Radiation-induced DNA double-strand breaks and rejoining in malignant glioma cells.

PURPOSE: This study was performed to standardize experimental conditions for the quantification by pulsed-field gel electrophoresis (PFGE) of radiation-induced DNA double-strand breaks (dsb) and rejoining in a human malignant brain tumour xenograft model. MATERIALS AND METHODS: Because no correlation was found between DNA dsb induction or rejoining and clinical radiation response for six fresh glioblastoma (GBM) specimens, assay conditions were examined in detail. SF-767 human GBM cells were implanted into the flanks of athymic mice. Resulting tumours were irradiated in vivo, dissociated mechanically or using an enzyme cocktail, and assayed for DNA dsb induction and repair. In other experiments, excised tumour portions were irradiated and allowed to repair either as chunks (>50 mm3 pieces), as minced tumour (approximately 1 mm3 pieces), or as single-cell suspensions.
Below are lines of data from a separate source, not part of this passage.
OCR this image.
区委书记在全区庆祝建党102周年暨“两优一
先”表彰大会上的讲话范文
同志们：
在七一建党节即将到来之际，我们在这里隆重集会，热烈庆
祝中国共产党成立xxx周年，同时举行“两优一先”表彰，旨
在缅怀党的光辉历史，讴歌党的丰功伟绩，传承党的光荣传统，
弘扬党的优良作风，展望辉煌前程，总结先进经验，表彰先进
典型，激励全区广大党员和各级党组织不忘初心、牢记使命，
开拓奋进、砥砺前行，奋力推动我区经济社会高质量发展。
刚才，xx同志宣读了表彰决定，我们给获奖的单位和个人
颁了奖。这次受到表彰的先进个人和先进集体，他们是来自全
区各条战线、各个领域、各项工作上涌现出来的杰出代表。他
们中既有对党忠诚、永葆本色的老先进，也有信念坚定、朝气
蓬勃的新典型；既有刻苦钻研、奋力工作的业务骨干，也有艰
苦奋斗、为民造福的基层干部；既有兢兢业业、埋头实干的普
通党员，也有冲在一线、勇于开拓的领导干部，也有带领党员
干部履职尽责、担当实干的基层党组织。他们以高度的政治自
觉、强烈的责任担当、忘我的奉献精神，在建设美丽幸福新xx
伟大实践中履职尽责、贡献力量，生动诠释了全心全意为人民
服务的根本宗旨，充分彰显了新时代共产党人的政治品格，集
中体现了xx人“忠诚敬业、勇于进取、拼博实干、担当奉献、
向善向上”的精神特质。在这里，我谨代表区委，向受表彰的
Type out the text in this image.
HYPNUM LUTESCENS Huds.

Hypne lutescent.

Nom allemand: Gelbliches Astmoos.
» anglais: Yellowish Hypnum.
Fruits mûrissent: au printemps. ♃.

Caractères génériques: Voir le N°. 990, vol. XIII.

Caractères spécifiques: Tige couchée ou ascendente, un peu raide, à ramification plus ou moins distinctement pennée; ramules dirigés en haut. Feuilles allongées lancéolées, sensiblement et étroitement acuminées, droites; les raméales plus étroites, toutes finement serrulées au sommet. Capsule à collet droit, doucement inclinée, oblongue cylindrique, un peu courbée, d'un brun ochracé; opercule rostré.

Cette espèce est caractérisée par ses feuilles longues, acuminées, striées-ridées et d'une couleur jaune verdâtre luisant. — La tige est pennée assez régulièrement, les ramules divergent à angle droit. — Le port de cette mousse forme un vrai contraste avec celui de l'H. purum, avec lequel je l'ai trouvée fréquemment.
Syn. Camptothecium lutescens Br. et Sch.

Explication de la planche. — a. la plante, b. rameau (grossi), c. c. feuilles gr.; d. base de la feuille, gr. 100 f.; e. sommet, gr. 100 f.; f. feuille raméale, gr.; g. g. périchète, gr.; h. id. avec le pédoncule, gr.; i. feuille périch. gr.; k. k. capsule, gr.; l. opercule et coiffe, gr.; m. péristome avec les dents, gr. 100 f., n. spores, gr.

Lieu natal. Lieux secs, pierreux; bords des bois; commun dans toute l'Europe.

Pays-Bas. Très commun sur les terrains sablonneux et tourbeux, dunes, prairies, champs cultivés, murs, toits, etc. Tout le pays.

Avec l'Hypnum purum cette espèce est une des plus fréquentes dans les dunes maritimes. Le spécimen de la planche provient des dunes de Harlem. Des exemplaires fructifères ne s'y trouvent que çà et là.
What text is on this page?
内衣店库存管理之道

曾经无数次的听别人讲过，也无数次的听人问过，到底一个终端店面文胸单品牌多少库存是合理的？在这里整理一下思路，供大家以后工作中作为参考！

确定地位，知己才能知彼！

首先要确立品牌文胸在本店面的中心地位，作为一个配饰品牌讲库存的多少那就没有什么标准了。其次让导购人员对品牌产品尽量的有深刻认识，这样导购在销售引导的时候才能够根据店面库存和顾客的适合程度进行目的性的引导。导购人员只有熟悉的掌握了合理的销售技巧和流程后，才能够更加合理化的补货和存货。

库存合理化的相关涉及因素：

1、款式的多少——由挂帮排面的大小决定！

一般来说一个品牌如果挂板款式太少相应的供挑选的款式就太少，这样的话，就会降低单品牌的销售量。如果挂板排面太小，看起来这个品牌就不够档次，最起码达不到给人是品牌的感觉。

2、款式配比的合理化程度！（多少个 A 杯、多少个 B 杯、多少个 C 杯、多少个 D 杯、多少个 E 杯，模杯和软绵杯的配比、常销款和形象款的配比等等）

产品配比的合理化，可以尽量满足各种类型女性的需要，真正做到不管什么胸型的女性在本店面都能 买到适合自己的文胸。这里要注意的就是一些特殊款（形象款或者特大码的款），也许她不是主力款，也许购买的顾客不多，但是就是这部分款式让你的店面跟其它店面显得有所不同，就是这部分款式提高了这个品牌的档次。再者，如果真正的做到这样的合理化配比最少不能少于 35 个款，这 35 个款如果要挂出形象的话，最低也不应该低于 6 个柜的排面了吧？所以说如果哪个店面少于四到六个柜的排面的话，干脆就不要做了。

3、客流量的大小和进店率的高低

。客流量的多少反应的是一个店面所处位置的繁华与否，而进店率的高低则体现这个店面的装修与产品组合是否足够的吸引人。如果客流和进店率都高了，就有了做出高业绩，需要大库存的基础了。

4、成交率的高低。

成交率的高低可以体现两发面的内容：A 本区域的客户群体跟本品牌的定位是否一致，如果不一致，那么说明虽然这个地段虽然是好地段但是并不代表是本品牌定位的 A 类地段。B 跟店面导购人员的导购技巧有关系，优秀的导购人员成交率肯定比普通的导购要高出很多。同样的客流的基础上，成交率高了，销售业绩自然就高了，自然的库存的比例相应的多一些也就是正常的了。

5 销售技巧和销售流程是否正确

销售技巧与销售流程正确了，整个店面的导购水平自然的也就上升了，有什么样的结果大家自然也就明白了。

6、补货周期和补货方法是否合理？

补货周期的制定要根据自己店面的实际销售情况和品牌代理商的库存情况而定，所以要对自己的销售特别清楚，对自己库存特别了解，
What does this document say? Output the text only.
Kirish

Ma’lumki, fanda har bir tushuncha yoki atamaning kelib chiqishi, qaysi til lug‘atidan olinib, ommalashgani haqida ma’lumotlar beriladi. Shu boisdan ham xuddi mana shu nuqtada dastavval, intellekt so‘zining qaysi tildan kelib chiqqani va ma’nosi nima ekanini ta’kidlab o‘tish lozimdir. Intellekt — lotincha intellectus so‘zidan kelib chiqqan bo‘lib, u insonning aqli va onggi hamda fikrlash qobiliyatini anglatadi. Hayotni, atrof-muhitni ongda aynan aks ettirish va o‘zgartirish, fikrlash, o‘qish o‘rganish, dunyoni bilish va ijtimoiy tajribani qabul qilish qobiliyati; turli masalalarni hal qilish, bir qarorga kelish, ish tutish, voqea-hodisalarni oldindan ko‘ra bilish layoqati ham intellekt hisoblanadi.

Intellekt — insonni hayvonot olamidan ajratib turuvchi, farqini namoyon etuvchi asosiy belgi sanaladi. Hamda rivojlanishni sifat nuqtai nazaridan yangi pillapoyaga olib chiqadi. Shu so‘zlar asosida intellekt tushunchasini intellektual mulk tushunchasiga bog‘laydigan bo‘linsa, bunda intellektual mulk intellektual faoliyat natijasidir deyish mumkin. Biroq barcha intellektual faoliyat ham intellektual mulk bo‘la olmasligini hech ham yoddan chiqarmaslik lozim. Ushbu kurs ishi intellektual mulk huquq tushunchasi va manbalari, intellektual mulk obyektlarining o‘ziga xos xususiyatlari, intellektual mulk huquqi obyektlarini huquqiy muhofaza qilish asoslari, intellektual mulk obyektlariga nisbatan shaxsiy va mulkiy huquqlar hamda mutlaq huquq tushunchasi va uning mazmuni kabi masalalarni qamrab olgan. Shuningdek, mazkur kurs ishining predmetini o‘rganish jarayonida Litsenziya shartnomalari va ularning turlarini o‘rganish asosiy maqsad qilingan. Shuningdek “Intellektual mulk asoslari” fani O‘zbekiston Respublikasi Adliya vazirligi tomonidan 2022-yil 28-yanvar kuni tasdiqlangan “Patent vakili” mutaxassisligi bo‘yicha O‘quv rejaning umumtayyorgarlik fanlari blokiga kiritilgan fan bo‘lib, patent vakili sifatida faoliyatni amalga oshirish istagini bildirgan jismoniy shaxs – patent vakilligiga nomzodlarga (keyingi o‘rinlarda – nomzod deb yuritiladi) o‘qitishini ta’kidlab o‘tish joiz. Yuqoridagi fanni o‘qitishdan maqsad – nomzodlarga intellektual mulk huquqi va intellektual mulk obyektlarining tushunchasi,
Finally, the effect of holding excised tumours in vitro for times of up to 72 h before irradiation and assay for DNA dsb and cell survival was studied. RESULTS AND CONCLUSIONS: The method of tumour dissociation had no effect on results; however, both the configuration of specimens during irradiation and the in vitro maintenance time markedly affected the experimental outcome. Chunks irradiated in vitro had DNA dsb results that were very similar to those obtained when tumours were irradiated in situ, while minced pieces or single-cell suspensions resulted in steeper dose-response curves. When tumour chunks were maintained at 4 degrees C in medium, DNA dsb induction was not affected for 24 h and DNA dsb rejoining remained constant for 48 h but then decreased. Cell survival, however, decreased continually during the 72 h in vitro maintenance time.